Yeah, thank you for this. At the moment, I use, for example, hill shading, gdaldem hill shade, but I saw your example. Is it basically that you support all the parameters that we can use in gdaldem hill shade? Yeah, we don't have access
to the internal gdaldum hill shade implementation. So, I used a Python-based approach, but there you have the, are you referring to the three parameters you need? So, the idea of using? Yeah, of course, there's like the ordinary parameters like azimuth and, but I use some other parameters
like multi-directional compute edges. Well, you can call the hill shade function multiple times with multiple parameters. Okay. You would have to write a custom process for this, but yeah, definitely possible. We do the same. So, we have a custom hill shade on our maps as well
and yeah, I was using the same approach. Thank you, we'll try it out. Yeah.
This tile-based approach for data processing seemed really interesting, but for me, it's always the question. So, is there anything to facilitate development of algorithms and data processing pipelines when you have like something that requires
not only local pixel information, but also the neighborhood around or probably some global things that needs to be calculated on the whole image or some larger region so that you have like spillover from one tile to another of data to just to get the result in a single tile? Yeah, that's an excellent question.

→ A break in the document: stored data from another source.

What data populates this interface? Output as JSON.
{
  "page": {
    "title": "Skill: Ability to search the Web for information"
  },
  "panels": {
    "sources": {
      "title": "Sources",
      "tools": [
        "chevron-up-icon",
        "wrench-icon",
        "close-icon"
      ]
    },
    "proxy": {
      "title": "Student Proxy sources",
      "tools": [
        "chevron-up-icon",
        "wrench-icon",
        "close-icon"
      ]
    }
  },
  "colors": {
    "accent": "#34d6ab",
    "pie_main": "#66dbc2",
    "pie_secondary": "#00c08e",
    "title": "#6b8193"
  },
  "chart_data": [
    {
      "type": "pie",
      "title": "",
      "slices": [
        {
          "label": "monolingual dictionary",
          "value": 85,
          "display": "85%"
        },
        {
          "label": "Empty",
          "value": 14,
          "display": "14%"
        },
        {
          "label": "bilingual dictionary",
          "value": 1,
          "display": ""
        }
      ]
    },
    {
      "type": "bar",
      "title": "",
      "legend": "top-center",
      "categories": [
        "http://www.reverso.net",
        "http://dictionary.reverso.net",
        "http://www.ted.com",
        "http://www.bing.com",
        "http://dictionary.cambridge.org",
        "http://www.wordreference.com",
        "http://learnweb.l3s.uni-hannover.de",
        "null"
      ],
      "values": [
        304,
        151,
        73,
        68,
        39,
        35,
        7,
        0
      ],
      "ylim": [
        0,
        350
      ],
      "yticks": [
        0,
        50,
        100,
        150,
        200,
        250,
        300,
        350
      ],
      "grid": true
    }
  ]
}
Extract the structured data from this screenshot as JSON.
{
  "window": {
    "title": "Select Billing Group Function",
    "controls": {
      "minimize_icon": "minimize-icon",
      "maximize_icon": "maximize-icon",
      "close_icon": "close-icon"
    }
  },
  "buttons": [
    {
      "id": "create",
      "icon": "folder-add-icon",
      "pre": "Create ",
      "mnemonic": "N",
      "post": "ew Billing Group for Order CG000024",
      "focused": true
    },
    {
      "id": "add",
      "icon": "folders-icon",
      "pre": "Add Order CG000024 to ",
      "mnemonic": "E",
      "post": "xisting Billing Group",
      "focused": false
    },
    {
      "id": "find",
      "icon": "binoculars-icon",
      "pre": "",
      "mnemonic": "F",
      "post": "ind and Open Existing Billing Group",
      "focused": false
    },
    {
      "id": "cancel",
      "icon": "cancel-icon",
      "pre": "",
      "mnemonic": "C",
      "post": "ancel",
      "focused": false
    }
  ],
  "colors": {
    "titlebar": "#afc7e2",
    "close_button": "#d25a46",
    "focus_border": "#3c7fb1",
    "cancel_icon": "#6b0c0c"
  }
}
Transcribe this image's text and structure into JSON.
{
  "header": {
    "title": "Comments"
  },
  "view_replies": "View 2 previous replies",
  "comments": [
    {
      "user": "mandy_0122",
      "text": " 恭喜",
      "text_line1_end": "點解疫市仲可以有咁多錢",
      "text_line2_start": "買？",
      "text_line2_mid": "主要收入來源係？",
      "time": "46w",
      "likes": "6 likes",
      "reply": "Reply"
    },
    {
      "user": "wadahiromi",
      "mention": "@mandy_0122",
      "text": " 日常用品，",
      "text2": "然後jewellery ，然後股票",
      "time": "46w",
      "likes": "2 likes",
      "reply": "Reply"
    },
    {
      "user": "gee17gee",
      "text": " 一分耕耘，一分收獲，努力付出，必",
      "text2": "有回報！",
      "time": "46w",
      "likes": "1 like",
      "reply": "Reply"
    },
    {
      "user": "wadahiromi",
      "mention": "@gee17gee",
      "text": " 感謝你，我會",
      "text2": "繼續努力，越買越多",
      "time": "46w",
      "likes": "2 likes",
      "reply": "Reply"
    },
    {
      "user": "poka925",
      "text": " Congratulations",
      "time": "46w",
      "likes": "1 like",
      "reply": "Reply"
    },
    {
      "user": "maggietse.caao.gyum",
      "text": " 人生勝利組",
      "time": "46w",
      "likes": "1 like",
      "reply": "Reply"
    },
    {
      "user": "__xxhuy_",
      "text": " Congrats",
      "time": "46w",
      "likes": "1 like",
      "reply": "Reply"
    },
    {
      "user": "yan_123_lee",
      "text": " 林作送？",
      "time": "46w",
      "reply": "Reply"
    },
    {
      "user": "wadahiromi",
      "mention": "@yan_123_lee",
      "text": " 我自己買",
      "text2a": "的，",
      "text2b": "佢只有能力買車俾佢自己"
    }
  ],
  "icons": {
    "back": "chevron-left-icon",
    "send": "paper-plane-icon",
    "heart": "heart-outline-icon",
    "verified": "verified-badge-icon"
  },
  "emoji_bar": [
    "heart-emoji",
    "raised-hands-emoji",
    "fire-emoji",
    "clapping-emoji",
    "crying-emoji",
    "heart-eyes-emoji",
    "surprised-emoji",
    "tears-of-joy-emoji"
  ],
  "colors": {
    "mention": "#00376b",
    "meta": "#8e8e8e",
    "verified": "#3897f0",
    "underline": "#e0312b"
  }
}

I mean, the hill shade example is, is a good example for this. So yeah, we have, I cannot show you. We have a parameter you can define when you define your process pyramid that's called pixel buffer and it would add to every process tile a buffer of this and clip it away afterwards.
I mean, you can use it within reason. I mean, getting the whole image information. Yeah. Theoretically, you have the path of the image somewhere and get it and have to open it in Rasterio and then get the information out of it. But near neighborhood, yeah, it's there. It was, creating the hill shade
was the first use case for this tool, so having the pixel buffer was also one of the first features, yeah. I would have a question. I found interesting that you used this OGC API processes.
So just out of interest, are you satisfied with the standard and the stuff you did differently? Would you suggest it to add this to the standard? We added one thing for us, which was the posting of processes, which was not really that, the ideas were there like two years ago,
but there was not a specification for this. I heard that, meanwhile, it is there. I have to review this, but this was the major deviation we had from this. All right.
Okay, then thanks again, Joachim. So a warm applause for him. Thanks. Thanks.